MLLP Inbound Message Processing Degradation
Incident Report for Redox Engine
Postmortem

Root cause

On Monday 10/4, ongoing infrastructure scalability tasks inadvertently caused increased DNS lookups by services between 2:41PM CT and 7:00PM CT.

What Happened?

DNS performance degradation led to application services degrading as a result. We reverted partial changes on Monday (10/4) evening, which immediately improved performance. As volume increased we experienced a more severe degradation on Tuesday 10/5. Reverting all changes deployed between 2:41PM CT and 7:00PM CT on Monday 10/4 resolved DNS lookup performance, and returned message processing to normal speed.

Impact on customers

Customers with high-volume MLLP feeds experienced messages queueing up on the HCO side due to a sporadic increased latency for all HTTP requests requiring DNS resolution on the order of seconds (5-10).

Learnings / Follow-ups

Internal teams are evaluating technology which allows us to improve our testing and alerting on network degradation.

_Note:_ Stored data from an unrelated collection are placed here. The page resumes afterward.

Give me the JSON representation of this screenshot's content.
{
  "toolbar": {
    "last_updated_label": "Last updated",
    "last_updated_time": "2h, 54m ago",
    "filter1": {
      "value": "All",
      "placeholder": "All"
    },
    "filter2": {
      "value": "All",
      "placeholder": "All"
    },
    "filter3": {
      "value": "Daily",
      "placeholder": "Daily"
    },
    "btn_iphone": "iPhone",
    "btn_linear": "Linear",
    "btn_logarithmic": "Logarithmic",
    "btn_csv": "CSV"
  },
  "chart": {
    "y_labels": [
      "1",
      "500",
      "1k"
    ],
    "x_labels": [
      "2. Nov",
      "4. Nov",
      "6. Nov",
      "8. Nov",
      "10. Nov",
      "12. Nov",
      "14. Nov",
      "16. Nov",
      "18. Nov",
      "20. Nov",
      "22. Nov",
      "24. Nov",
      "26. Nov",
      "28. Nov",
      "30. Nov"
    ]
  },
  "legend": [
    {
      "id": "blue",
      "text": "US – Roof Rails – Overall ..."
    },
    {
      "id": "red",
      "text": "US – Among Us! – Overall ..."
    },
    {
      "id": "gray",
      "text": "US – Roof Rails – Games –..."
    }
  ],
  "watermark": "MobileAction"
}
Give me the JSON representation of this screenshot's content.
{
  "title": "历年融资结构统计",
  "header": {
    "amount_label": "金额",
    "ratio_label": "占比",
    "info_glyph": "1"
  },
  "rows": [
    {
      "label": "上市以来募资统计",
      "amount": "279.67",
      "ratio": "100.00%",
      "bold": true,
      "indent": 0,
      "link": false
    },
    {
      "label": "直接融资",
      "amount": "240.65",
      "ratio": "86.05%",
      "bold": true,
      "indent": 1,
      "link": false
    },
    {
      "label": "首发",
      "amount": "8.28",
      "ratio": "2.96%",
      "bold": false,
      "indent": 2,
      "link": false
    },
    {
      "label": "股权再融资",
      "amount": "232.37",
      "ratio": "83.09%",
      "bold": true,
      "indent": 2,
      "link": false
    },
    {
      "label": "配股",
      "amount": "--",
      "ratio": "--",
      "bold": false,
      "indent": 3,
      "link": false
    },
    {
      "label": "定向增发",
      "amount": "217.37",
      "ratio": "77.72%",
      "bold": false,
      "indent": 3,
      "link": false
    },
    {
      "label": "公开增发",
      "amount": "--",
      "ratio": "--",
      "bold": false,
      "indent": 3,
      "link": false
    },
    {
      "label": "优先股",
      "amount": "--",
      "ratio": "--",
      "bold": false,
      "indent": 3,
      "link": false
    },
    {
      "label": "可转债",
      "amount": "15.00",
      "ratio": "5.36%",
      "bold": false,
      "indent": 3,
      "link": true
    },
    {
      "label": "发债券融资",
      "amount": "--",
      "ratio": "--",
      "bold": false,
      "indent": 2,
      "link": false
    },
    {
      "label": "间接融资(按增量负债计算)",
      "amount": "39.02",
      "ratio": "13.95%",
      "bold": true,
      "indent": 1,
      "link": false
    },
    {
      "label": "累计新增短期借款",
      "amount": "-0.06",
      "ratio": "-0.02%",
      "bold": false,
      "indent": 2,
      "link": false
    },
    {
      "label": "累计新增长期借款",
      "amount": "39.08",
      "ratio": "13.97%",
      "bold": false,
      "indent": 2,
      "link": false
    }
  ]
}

Posted Oct 15, 2021 - 15:05 CDT

Resolved
This incident has been resolved.
Posted Oct 05, 2021 - 16:45 CDT
Monitoring
A fix has been implemented and we are monitoring the results.
Posted Oct 05, 2021 - 12:13 CDT
Identified
The issue has been identified and a fix is being implemented.
Posted Oct 05, 2021 - 11:50 CDT
Update
We are continuing to investigate this issue.
Posted Oct 05, 2021 - 11:50 CDT
Update
In addition to MLLP Routing we are experiencing a delay within our dashboard.
Posted Oct 05, 2021 - 10:40 CDT
Update
We are continuing to investigate this issue.
Posted Oct 05, 2021 - 10:37 CDT
Investigating
We are currently experiencing an issue with our inbound MLLP processing. We are actively investigating and should have an update shortly. If you have any questions please contact support@redoxengine.com.
Posted Oct 05, 2021 - 10:34 CDT
This incident affected: Dashboard and Engine Core.